The philosophy of appealability expressed by the Supreme Court in the Cohen case, supra, is most applicable here. A comparison of the issues involved in the main litigation and those in this proceeding now on appeal illustrates how unrelated they are. An adjudication of the right of this law firm to remain as the attorneys for the defendants will not “make any step toward final disposition of the merits of the case and will not be merged in final judgment.” The determination by the Dis*519triet Court on this motion resulted in the final disposition of a right “which is not an ingredient of the cause of action and does not require consideration with it” (Cohen, supra, 337 U.S. at pages 546-547, 69 S.Ct. at page 1225, 93 L.Ed. 1528).

Here, plaintiff is suing various corporations and an individual for wrongs allegedly perpetrated upon him by them. The disqualification of the attorneys selected by the defendants is wholly collateral to the issues in that case. Useful analogy is to be found in a proceeding to remove administrators. Were the administrators not removed the administration of the estate would have continued under their supervision. If this were improper it would have been “too late effectively to review the order” on final distribution of the estate (Collins v. Miller, 91 U.S.App.D.C. 143, 1952, 198 F.2d 948, 950). The order dismissing the petition for removal was held appealable. So here the question of disqualification of defendants’ attorneys can be decided upon facts which are not necessary or relevant to the issues upon which the final judgment must ultimately rest.

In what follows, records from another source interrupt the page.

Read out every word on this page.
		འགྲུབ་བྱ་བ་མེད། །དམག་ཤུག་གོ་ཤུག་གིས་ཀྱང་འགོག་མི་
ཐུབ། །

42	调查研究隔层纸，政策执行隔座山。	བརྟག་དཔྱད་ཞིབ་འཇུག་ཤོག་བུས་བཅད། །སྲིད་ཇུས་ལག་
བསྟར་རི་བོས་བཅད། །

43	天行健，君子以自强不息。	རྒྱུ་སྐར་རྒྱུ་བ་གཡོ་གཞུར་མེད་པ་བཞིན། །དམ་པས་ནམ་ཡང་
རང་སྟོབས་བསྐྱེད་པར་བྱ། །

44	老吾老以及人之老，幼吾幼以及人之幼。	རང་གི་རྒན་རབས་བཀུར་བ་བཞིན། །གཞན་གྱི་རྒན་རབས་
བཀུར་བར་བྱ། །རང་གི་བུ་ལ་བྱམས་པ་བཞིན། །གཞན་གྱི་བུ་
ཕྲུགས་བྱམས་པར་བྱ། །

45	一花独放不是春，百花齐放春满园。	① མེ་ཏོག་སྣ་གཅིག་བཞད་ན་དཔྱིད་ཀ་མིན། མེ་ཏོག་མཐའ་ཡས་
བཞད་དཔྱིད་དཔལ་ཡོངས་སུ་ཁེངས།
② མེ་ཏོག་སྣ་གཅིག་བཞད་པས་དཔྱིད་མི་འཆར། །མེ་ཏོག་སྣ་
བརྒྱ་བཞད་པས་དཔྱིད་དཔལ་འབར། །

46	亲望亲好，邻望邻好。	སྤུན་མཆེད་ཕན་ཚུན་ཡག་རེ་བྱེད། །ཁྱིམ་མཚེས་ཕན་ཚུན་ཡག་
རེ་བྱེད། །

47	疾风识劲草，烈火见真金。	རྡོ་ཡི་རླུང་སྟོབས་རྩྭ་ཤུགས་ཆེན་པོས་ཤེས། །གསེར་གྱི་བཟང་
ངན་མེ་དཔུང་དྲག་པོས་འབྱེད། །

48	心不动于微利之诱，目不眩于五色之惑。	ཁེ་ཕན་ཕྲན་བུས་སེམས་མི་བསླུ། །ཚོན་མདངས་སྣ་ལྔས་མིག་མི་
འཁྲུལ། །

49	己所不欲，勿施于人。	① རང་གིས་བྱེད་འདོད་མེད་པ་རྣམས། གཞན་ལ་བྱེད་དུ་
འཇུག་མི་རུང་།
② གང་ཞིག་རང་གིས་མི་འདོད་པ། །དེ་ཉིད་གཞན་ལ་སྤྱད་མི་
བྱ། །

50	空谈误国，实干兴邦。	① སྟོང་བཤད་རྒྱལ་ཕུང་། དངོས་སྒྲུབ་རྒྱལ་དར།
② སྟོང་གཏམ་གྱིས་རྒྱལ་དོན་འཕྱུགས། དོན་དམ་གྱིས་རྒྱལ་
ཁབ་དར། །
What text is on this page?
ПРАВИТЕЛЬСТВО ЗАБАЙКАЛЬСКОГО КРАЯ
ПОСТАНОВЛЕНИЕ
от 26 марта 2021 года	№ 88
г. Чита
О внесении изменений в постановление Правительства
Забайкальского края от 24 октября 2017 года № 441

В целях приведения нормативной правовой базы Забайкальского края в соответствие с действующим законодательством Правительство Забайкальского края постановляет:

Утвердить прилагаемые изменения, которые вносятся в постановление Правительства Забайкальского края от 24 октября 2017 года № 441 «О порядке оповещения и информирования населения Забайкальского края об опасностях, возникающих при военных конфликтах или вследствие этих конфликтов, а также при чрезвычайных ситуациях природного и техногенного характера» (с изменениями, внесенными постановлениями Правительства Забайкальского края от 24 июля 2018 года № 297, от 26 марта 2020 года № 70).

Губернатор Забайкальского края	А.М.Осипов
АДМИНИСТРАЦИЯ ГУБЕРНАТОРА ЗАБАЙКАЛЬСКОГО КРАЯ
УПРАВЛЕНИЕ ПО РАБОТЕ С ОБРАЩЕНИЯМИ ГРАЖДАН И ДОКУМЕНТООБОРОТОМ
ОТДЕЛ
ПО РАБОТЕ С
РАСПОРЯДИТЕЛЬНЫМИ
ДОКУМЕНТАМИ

As to the merits of the motion to disqualify, the district court carefully and ably reviewed the facts. His conclusion that “ [p] laintiff has failed to sustain his burden of proof of establishing a prima facie basis for said motion” is sound. Affirmance should dispose now and for always of this highly collateral controversy. Mere dismissal of the appeal will permit this issue to remain alive only to be reactivated upon a possible future appeal in which the mingling of these diverse issues will create confusion. Consideration should also be given to the practical situation with which some future trial judge will be confronted in ruling on questions of admissible evidence. Plaintiff has had his day (even many days) in court on the merits of disqualification. He has lost on the merits and properly so in my opinion. If there be merit to the principal litigation it should be pursued and disposed of without further delay.






Concurrence Opinion

GIBSON, District Judge

(concurring).

I concur fully in Judge CLARK’S opinion dismissing these appeals. As a trial judge, I desire to point out that to follow the reasoning of the dissenting opinion will inevitably cause untold harm to one of the purposes causing the adoption of the Civil Rules of Federal Procedure. Rule 1, 28 U.S.C., in part, says: “They shall be construed to secure the just, speedy, and inexpensive determination of every action.” The cause of just, speedy and inexpensive justice will be set, far, far back if one construes these rules to enlarge the practice of piecemeal appeals. If one party can challenge the propriety of the other party’s attorney ■ — and such an order is held appealable, then that litigation must necessarily be delayed until this side question is passed on by the Appellate Court. The Trial Court is perfectly able to pass on any such question — and if required, can require new counsel to take over. The underlying philosophy of the minority opinion is to reinstate piecemeal appeals — that practice which still so dogs and delays and renders litigation expensive in many State Courts.